SpaceShipOne flight 13P
- Operator: Scaled Composites
- Maximum altitude: 105,000 ft (32,000 m)

Aircraft properties
- Aircraft: SpaceShipOne
- Aircraft type: Rocket-powered aircraft
- Crew: 1

Flight timeline
- Takeoff date: April 8, 2004
- Takeoff site: Mojave Airport
- Landing date: April 8, 2004
- Landing site: Mojave Airport

= SpaceShipOne flight 13P =

Second powered flight of SpaceShipOne (2004)
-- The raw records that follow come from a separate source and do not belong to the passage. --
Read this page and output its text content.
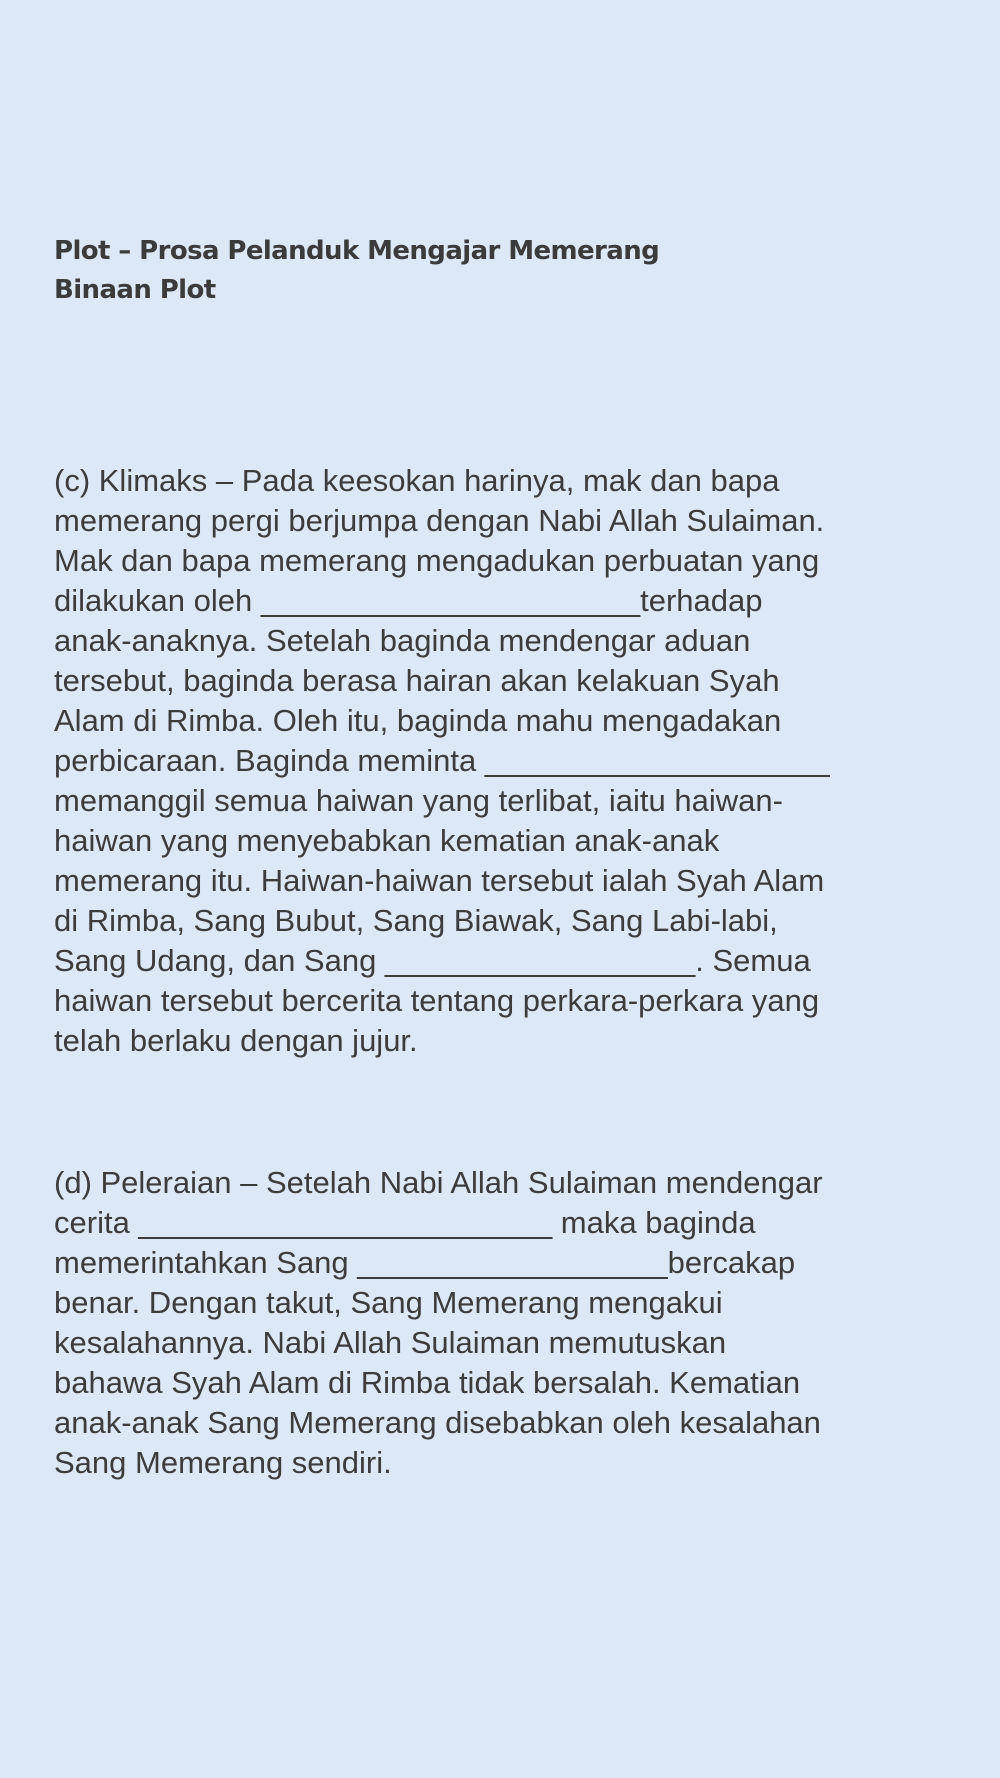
Plot – Prosa Pelanduk Mengajar Memerang
Binaan Plot
(c) Klimaks – Pada keesokan harinya, mak dan bapa
memerang pergi berjumpa dengan Nabi Allah Sulaiman.
Mak dan bapa memerang mengadukan perbuatan yang
dilakukan oleh ______________________terhadap
anak-anaknya. Setelah baginda mendengar aduan
tersebut, baginda berasa hairan akan kelakuan Syah
Alam di Rimba. Oleh itu, baginda mahu mengadakan
perbicaraan. Baginda meminta ____________________
memanggil semua haiwan yang terlibat, iaitu haiwan-
haiwan yang menyebabkan kematian anak-anak
memerang itu. Haiwan-haiwan tersebut ialah Syah Alam
di Rimba, Sang Bubut, Sang Biawak, Sang Labi-labi,
Sang Udang, dan Sang __________________. Semua
haiwan tersebut bercerita tentang perkara-perkara yang
telah berlaku dengan jujur.
(d) Peleraian – Setelah Nabi Allah Sulaiman mendengar
cerita ________________________ maka baginda
memerintahkan Sang __________________bercakap
benar. Dengan takut, Sang Memerang mengakui
kesalahannya. Nabi Allah Sulaiman memutuskan
bahawa Syah Alam di Rimba tidak bersalah. Kematian
anak-anak Sang Memerang disebabkan oleh kesalahan
Sang Memerang sendiri.
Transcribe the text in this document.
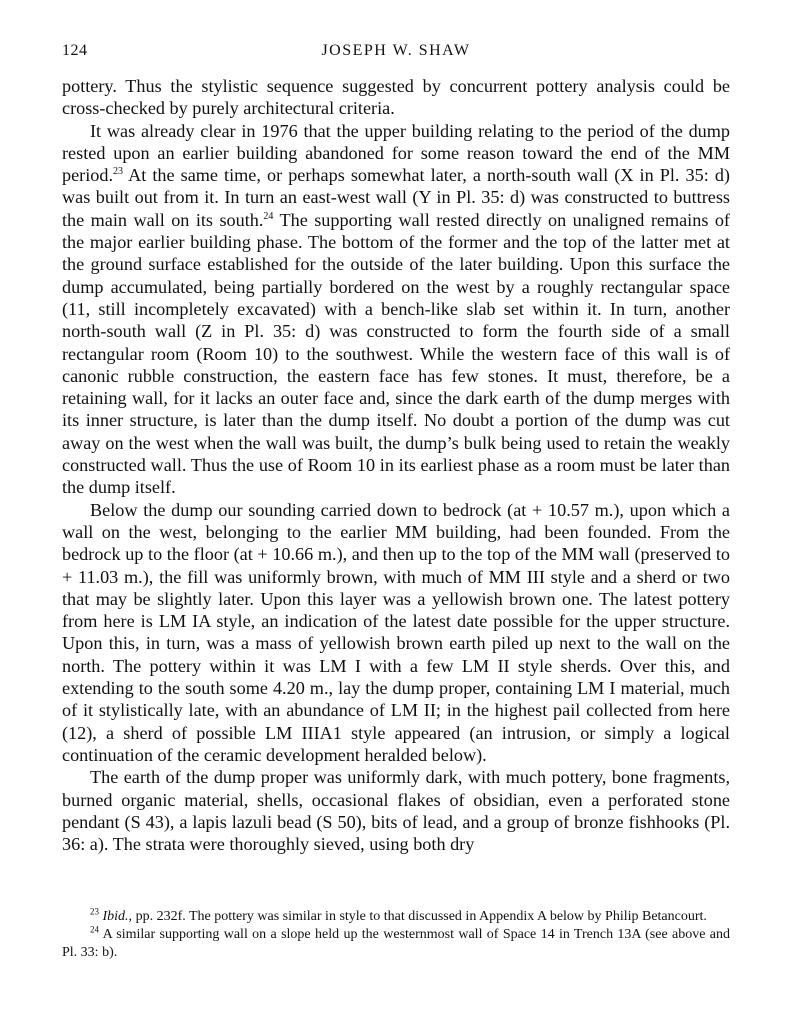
124	JOSEPH W. SHAW

pottery. Thus the stylistic sequence suggested by concurrent pottery analysis could be cross-checked by purely architectural criteria.

It was already clear in 1976 that the upper building relating to the period of the dump rested upon an earlier building abandoned for some reason toward the end of the MM period.$^{23}$ At the same time, or perhaps somewhat later, a north-south wall (X in Pl. 35: d) was built out from it. In turn an east-west wall (Y in Pl. 35: d) was constructed to buttress the main wall on its south.$^{24}$ The supporting wall rested directly on unaligned remains of the major earlier building phase. The bottom of the former and the top of the latter met at the ground surface established for the outside of the later building. Upon this surface the dump accumulated, being partially bordered on the west by a roughly rectangular space (11, still incompletely excavated) with a bench-like slab set within it. In turn, another north-south wall (Z in Pl. 35: d) was constructed to form the fourth side of a small rectangular room (Room 10) to the southwest. While the western face of this wall is of canonic rubble construction, the eastern face has few stones. It must, therefore, be a retaining wall, for it lacks an outer face and, since the dark earth of the dump merges with its inner structure, is later than the dump itself. No doubt a portion of the dump was cut away on the west when the wall was built, the dump’s bulk being used to retain the weakly constructed wall. Thus the use of Room 10 in its earliest phase as a room must be later than the dump itself.

Below the dump our sounding carried down to bedrock (at + 10.57 m.), upon which a wall on the west, belonging to the earlier MM building, had been founded. From the bedrock up to the floor (at + 10.66 m.), and then up to the top of the MM wall (preserved to + 11.03 m.), the fill was uniformly brown, with much of MM III style and a sherd or two that may be slightly later. Upon this layer was a yellowish brown one. The latest pottery from here is LM IA style, an indication of the latest date possible for the upper structure. Upon this, in turn, was a mass of yellowish brown earth piled up next to the wall on the north. The pottery within it was LM I with a few LM II style sherds. Over this, and extending to the south some 4.20 m., lay the dump proper, containing LM I material, much of it stylistically late, with an abundance of LM II; in the highest pail collected from here (12), a sherd of possible LM IIIA1 style appeared (an intrusion, or simply a logical continuation of the ceramic development heralded below).

The earth of the dump proper was uniformly dark, with much pottery, bone fragments, burned organic material, shells, occasional flakes of obsidian, even a perforated stone pendant (S 43), a lapis lazuli bead (S 50), bits of lead, and a group of bronze fishhooks (Pl. 36: a). The strata were thoroughly sieved, using both dry

$^{23}$ Ibid., pp. 232f. The pottery was similar in style to that discussed in Appendix A below by Philip Betancourt.

$^{24}$ A similar supporting wall on a slope held up the westernmost wall of Space 14 in Trench 13A (see above and Pl. 33: b).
Flight 13P of SpaceShipOne was its second powered flight, which occurred on April 8, 2004. The pilot was Peter Siebold.

==Details==
SpaceShipOne was released from White Knight at an altitude of 45,600 ft (13,900 m). Ignition was delayed by about two minutes to evaluate a shock-induced stall buffet. The rocket was lit at an altitude of 38,300 feet (11.7 km) for a 40-second burn.

At burn-out, the Mach number was 1.6. The craft coasted to an apogee altitude of 105,000 feet (32.0 km).

During reentry the craft attained Mach 0.9. The craft switched to glider configuration at 40,000 feet (12.2 km). The craft returned to the Mojave Airport and landed safely.